开源AI工具:虚拟化弹性KV缓存 是 AI Skill Hub 本期精选AI工具之一。已获得 1.0k 颗 GitHub Star,综合评分 7.5 分,整体质量较高。我们推荐使用将其纳入你的 AI 工具库,帮助提升工作效率。
Virtualized Elastic KV Cache for Dynamic GPU Sharing and Beyond,提供虚拟化弹性KV缓存功能,支持动态GPU共享和超越。
开源AI工具:虚拟化弹性KV缓存 是一款基于 Python 开发的开源工具,专注于 elastic-kvcache、gpu-mutiplexing、gpu-sharing 等核心功能。作为 GitHub 开源项目,它拥有活跃的社区支持和持续的版本迭代,代码完全透明可审计,支持本地部署以保护数据隐私。无论是个人使用还是集成到企业工作流,都能提供稳定可靠的解决方案。
Virtualized Elastic KV Cache for Dynamic GPU Sharing and Beyond,提供虚拟化弹性KV缓存功能,支持动态GPU共享和超越。
开源AI工具:虚拟化弹性KV缓存 是一款基于 Python 开发的开源工具,专注于 elastic-kvcache、gpu-mutiplexing、gpu-sharing 等核心功能。作为 GitHub 开源项目,它拥有活跃的社区支持和持续的版本迭代,代码完全透明可审计,支持本地部署以保护数据隐私。

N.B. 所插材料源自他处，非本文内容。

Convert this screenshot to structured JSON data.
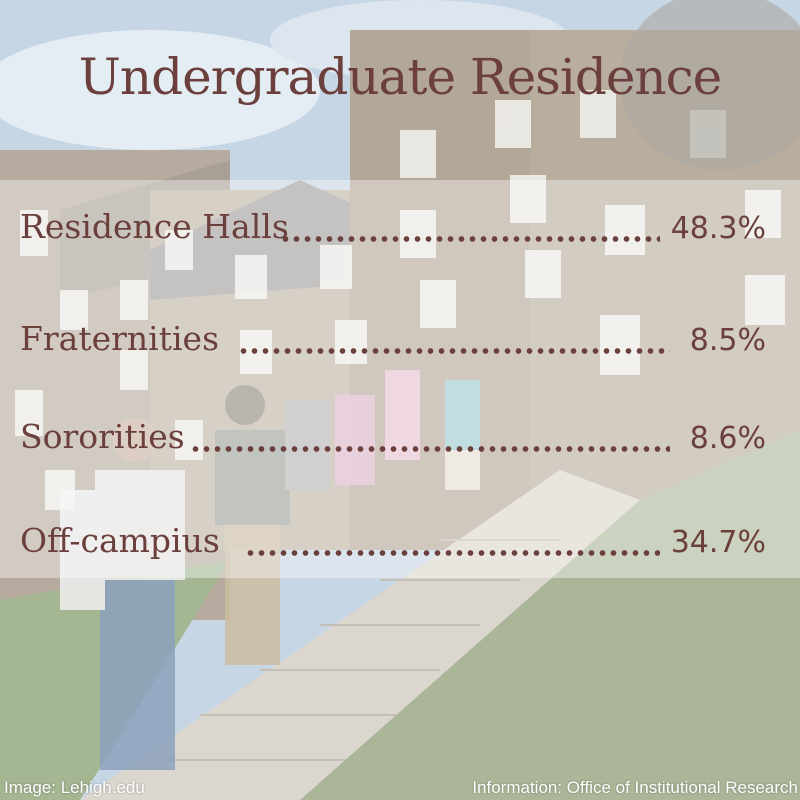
{
  "title": "Undergraduate Residence",
  "rows": [
    {
      "label": "Residence Halls",
      "value": "48.3%"
    },
    {
      "label": "Fraternities",
      "value": "8.5%"
    },
    {
      "label": "Sororities",
      "value": "8.6%"
    },
    {
      "label": "Off-campius",
      "value": "34.7%"
    }
  ],
  "footer": {
    "image_credit": "Image: Lehigh.edu",
    "info_credit": "Information: Office of Institutional Research"
  },
  "colors": {
    "text": "#6b3f3b",
    "overlay": "#ffffff",
    "sky": "#9fb8cf",
    "stone": "#8a7a66",
    "grass": "#7f9a5a"
  }
}
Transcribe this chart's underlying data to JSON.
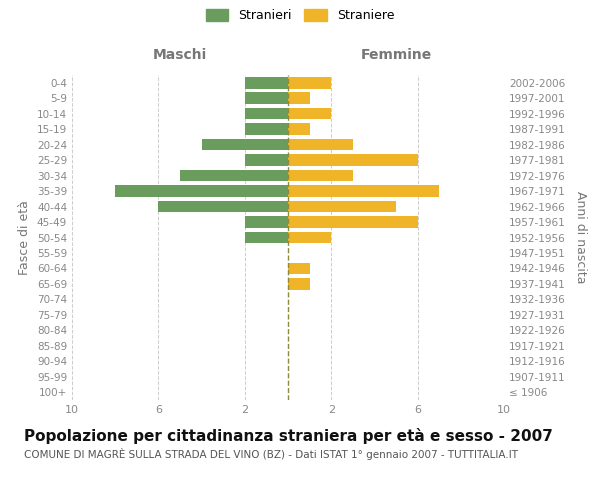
{
  "age_groups": [
    "100+",
    "95-99",
    "90-94",
    "85-89",
    "80-84",
    "75-79",
    "70-74",
    "65-69",
    "60-64",
    "55-59",
    "50-54",
    "45-49",
    "40-44",
    "35-39",
    "30-34",
    "25-29",
    "20-24",
    "15-19",
    "10-14",
    "5-9",
    "0-4"
  ],
  "birth_years": [
    "≤ 1906",
    "1907-1911",
    "1912-1916",
    "1917-1921",
    "1922-1926",
    "1927-1931",
    "1932-1936",
    "1937-1941",
    "1942-1946",
    "1947-1951",
    "1952-1956",
    "1957-1961",
    "1962-1966",
    "1967-1971",
    "1972-1976",
    "1977-1981",
    "1982-1986",
    "1987-1991",
    "1992-1996",
    "1997-2001",
    "2002-2006"
  ],
  "maschi": [
    0,
    0,
    0,
    0,
    0,
    0,
    0,
    0,
    0,
    0,
    2,
    2,
    6,
    8,
    5,
    2,
    4,
    2,
    2,
    2,
    2
  ],
  "femmine": [
    0,
    0,
    0,
    0,
    0,
    0,
    0,
    1,
    1,
    0,
    2,
    6,
    5,
    7,
    3,
    6,
    3,
    1,
    2,
    1,
    2
  ],
  "male_color": "#6a9c5e",
  "female_color": "#f0b429",
  "title": "Popolazione per cittadinanza straniera per età e sesso - 2007",
  "subtitle": "COMUNE DI MAGRÈ SULLA STRADA DEL VINO (BZ) - Dati ISTAT 1° gennaio 2007 - TUTTITALIA.IT",
  "ylabel_left": "Fasce di età",
  "ylabel_right": "Anni di nascita",
  "xlabel_left": "Maschi",
  "xlabel_right": "Femmine",
  "legend_male": "Stranieri",
  "legend_female": "Straniere",
  "xlim": 10,
  "background_color": "#ffffff",
  "grid_color": "#cccccc",
  "title_fontsize": 11,
  "subtitle_fontsize": 7.5,
  "tick_label_color": "#888888",
  "bar_height": 0.75,
  "center_line_color": "#8b8b3a",
  "header_color": "#777777"
}
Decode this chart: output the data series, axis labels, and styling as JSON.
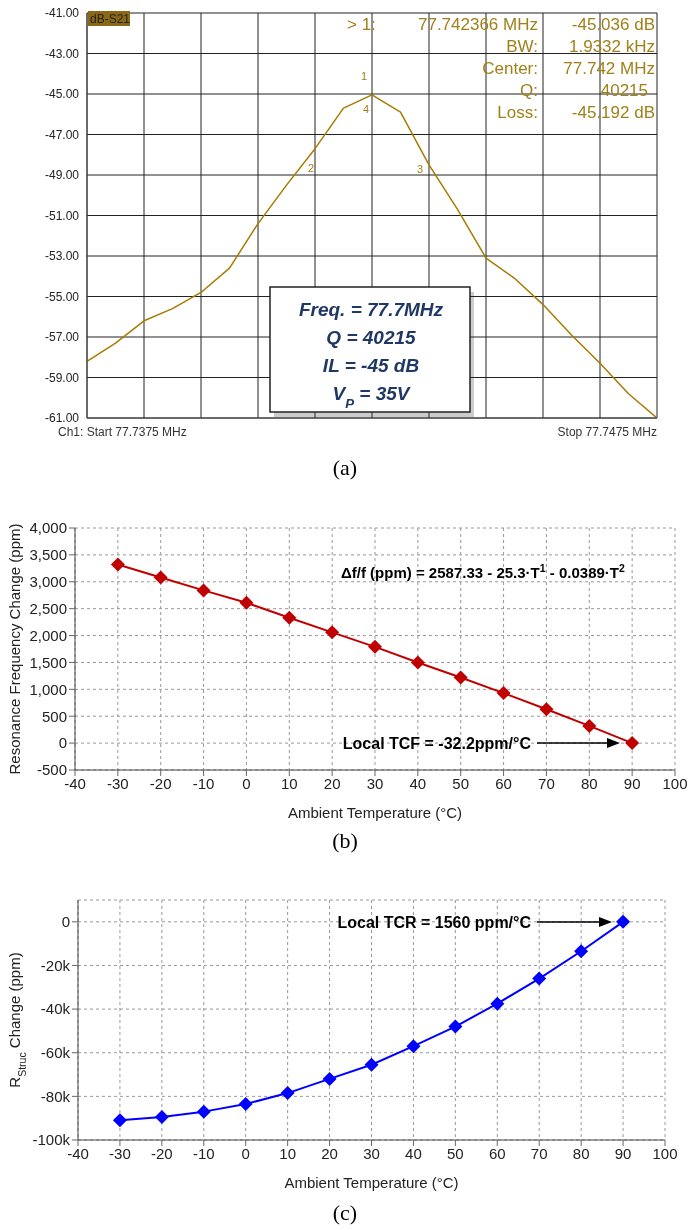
{
  "chart_data": [
    {
      "type": "line",
      "categories": [
        null,
        null,
        null,
        null,
        null,
        null,
        null,
        null,
        null,
        null,
        null,
        null,
        null,
        null,
        null,
        null,
        null,
        null,
        null,
        null,
        null
      ],
      "values": [
        -58.2,
        -57.3,
        -56.2,
        -55.6,
        -54.8,
        -53.6,
        -51.4,
        -49.5,
        -47.7,
        -45.7,
        -45.04,
        -45.9,
        -48.5,
        -50.7,
        -53.1,
        -54.1,
        -55.4,
        -56.9,
        -58.3,
        -59.8,
        -61.0
      ],
      "color": "#a67c00",
      "line_style": "solid",
      "marker": "none",
      "grid": true,
      "ylim": [
        -61,
        -41
      ],
      "yticks": [
        {
          "value": -61,
          "label": "-61.00"
        },
        {
          "value": -59,
          "label": "-59.00"
        },
        {
          "value": -57,
          "label": "-57.00"
        },
        {
          "value": -55,
          "label": "-55.00"
        },
        {
          "value": -53,
          "label": "-53.00"
        },
        {
          "value": -51,
          "label": "-51.00"
        },
        {
          "value": -49,
          "label": "-49.00"
        },
        {
          "value": -47,
          "label": "-47.00"
        },
        {
          "value": -45,
          "label": "-45.00"
        },
        {
          "value": -43,
          "label": "-43.00"
        },
        {
          "value": -41,
          "label": "-41.00"
        }
      ],
      "annotations": [
        "dB-S21",
        "> 1:",
        "77.742366 MHz",
        "-45.036 dB",
        "BW:",
        "1.9332 kHz",
        "Center:",
        "77.742 MHz",
        "Q:",
        "40215",
        "Loss:",
        "-45.192 dB",
        "Freq. = 77.7MHz",
        "Q = 40215",
        "IL = -45 dB",
        "V$_{P}$ = 35V",
        "(a)",
        "Ch1: Start  77.7375 MHz",
        "Stop  77.7475 MHz",
        "1",
        "4",
        "2",
        "3"
      ]
    },
    {
      "type": "line",
      "x": [
        -30,
        -20,
        -10,
        0,
        10,
        20,
        30,
        40,
        50,
        60,
        70,
        80,
        90
      ],
      "values": [
        3320,
        3080,
        2840,
        2610,
        2330,
        2060,
        1790,
        1500,
        1220,
        930,
        630,
        320,
        0
      ],
      "color": "#c00000",
      "line_style": "solid",
      "marker": "diamond",
      "grid": true,
      "xlim": [
        -40,
        100
      ],
      "xticks": [
        -40,
        -30,
        -20,
        -10,
        0,
        10,
        20,
        30,
        40,
        50,
        60,
        70,
        80,
        90,
        100
      ],
      "ylim": [
        -500,
        4000
      ],
      "yticks": [
        {
          "value": -500,
          "label": "-500"
        },
        {
          "value": 0,
          "label": "0"
        },
        {
          "value": 500,
          "label": "500"
        },
        {
          "value": 1000,
          "label": "1,000"
        },
        {
          "value": 1500,
          "label": "1,500"
        },
        {
          "value": 2000,
          "label": "2,000"
        },
        {
          "value": 2500,
          "label": "2,500"
        },
        {
          "value": 3000,
          "label": "3,000"
        },
        {
          "value": 3500,
          "label": "3,500"
        },
        {
          "value": 4000,
          "label": "4,000"
        }
      ],
      "xlabel": "Ambient Temperature (°C)",
      "ylabel": "Resonance Frequency Change (ppm)",
      "annotations": [
        "Δf/f (ppm) = 2587.33 - 25.3·T$^{1}$ - 0.0389·T$^{2}$",
        "(b)",
        "Local TCF = -32.2ppm/°C"
      ]
    },
    {
      "type": "line",
      "x": [
        -30,
        -20,
        -10,
        0,
        10,
        20,
        30,
        40,
        50,
        60,
        70,
        80,
        90
      ],
      "values": [
        -91000,
        -89500,
        -87000,
        -83500,
        -78500,
        -72000,
        -65500,
        -57000,
        -48000,
        -37500,
        -26000,
        -13500,
        0
      ],
      "color": "#0000ff",
      "line_style": "solid",
      "marker": "diamond",
      "grid": true,
      "xlim": [
        -40,
        100
      ],
      "xticks": [
        -40,
        -30,
        -20,
        -10,
        0,
        10,
        20,
        30,
        40,
        50,
        60,
        70,
        80,
        90,
        100
      ],
      "ylim": [
        -100000,
        10000
      ],
      "yticks": [
        {
          "value": -100000,
          "label": "-100k"
        },
        {
          "value": -80000,
          "label": "-80k"
        },
        {
          "value": -60000,
          "label": "-60k"
        },
        {
          "value": -40000,
          "label": "-40k"
        },
        {
          "value": -20000,
          "label": "-20k"
        },
        {
          "value": 0,
          "label": "0"
        }
      ],
      "xlabel": "Ambient Temperature (°C)",
      "ylabel": "R$_{Struc}$ Change (ppm)",
      "annotations": [
        "(c)",
        "Local TCR = 1560 ppm/°C"
      ]
    }
  ]
}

无论是个人使用还是集成到企业工作流,都能提供稳定可靠的解决方案。
# 方式一:pip 安装(推荐)
pip install kvcached
# 方式二:虚拟环境安装(推荐生产环境)
python -m venv .venv
source .venv/bin/activate # Windows: .venv\Scripts\activate
pip install kvcached
# 方式三:从源码安装(获取最新功能)
git clone https://github.com/ovg-project/kvcached
cd kvcached
pip install -e .
# 验证安装
python -c "import kvcached; print('安装成功')"
# 命令行使用
kvcached --help
# 基本用法
kvcached input_file -o output_file
# Python 代码中调用
import kvcached
# 示例
result = kvcached.process("input")
print(result)
# kvcached 配置文件示例(config.yml) app: name: "kvcached" debug: false log_level: "INFO" # 运行时指定配置文件 kvcached --config config.yml # 或通过环境变量配置 export KVCACHED_API_KEY="your-key" export KVCACHED_OUTPUT_DIR="./output"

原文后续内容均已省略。